ただ、日本総研の指標については、よくわからない部分も多いのは確かです。国政選挙への投票率の高さが幸福度に繋がるのか、事業所新設率の低さはむしろ老舗が多いことの裏返しだから幸福度とは関係ないのでは、など、いろんな疑問も感じます。だからといって山形県7位が信じられないと言っているのではなく、幸福を感じる部分は人それぞれだ、ということです。子育て世代は子育て支援の手厚さに幸福を感じるでしょうし、高齢になれば高齢者福祉の充実を望むでしょう。客観的に幸福度を測ることは非常に困難なのです。そもそも行政が人の幸福感という領域まで踏み込めるのか、というところまで行ってしまいます。

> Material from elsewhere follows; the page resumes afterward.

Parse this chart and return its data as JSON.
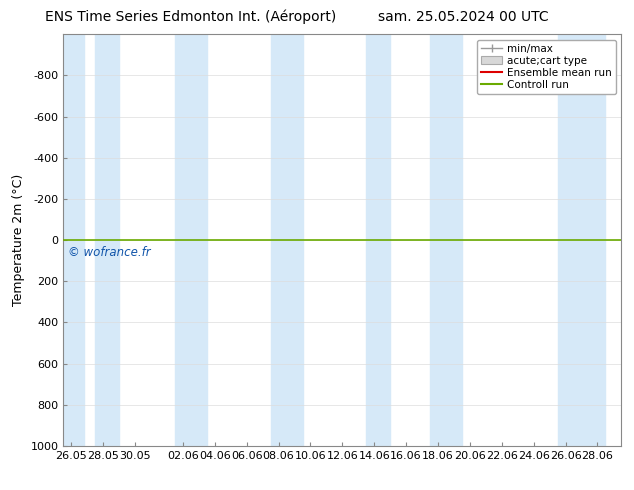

だとしても、「主観的な幸福度が低いのは県民性だ」といってあきらめるのもまた違うでしょう。県民が幸福であり、この地に住みたいと思ってくれなければ、人口減少に歯止めはかけられません。県としては県民の幸福実感度が高くないという民間の調査結果を踏まえ、今年度幸福実感度に関する県政アンケートを実施し、調査研究を進めていくという答弁があったかと思いますが、そうした調査に基づいて今後の政策を考えていくことは正しい方向性だと思います。
しかし私としては、分析だけに留まらず、ぜひ積極的に山形県民の主観的な幸福度、地域愛着度を向上させる施策をとってもらいたいのです。
例えば、埼玉県北本市は、東海大学の河井孝仁(たかよし)教授の提唱する「mGAP」修正地域参画総量指標という指標を取り入れています。これは、地域住民と地域外住民にアンケートを採り、定住人口と「地域推奨量、地域参加量、地域感謝量」を、さらに地域外のターゲット人口と地域推奨量を、それぞれ掛け合わせる数式に当てはめ、まちへの愛着を数字的に測定するものです。これは、単なる主観的な幸福度調査よりも、地域を人に勧めたい気持ちや地域を良くしたいという気持ちが数値化され、市外からの評価も盛り込まれるために、踏み込んだ地域愛着指標と言えます。北本市ではただ数字的にこれを把握するだけではなく、これをシティプロモーションに活かしています。まちづくりに参加するプレイヤーと協働したり、まちの良さをアピールする冊子を作ったりすることによって、着実にmGAPの数字を上昇させているのです。mGAPという数字を調査した後、その結果をもとに地域住民の地域愛着度を向上させる政策を展開し、その上で、再びmGAPによって地域住民の感情の変化を数字的に把握できている、ということです。
私は以前にも山形の「真の豊かさ」を県民に周知していくべきと主張してきました。所得は低いかもしれないが住宅などの出費が低ければ実質的な所得は高い、とか、通勤時間が短い分だけ余暇が多い、とか、居住空間における一人当たりのスペースが広い、などといった、単に自然が豊かだとか食べ物が美味しい、といったものだけではなく、都会より有利な部分を数字的に示すことで、山形県の優位性を県民自身に実感してもらうべきだと主張してきたわけです。北本市の事例はまさにそうしたことを行政が積極的に仕掛け、しかもそれによって変化した地域住民の意識を数字的に把握しているのです。
ぜひ県としては、どこかの会社が調査した幸福度に右往左往せず、県民の意識を変化させる地に足のついたシティプロモーションを行ってもらいたいのですが、幸福と真の豊かさを実感できる県への愛着醸成について、どう進められるか、知事に伺います。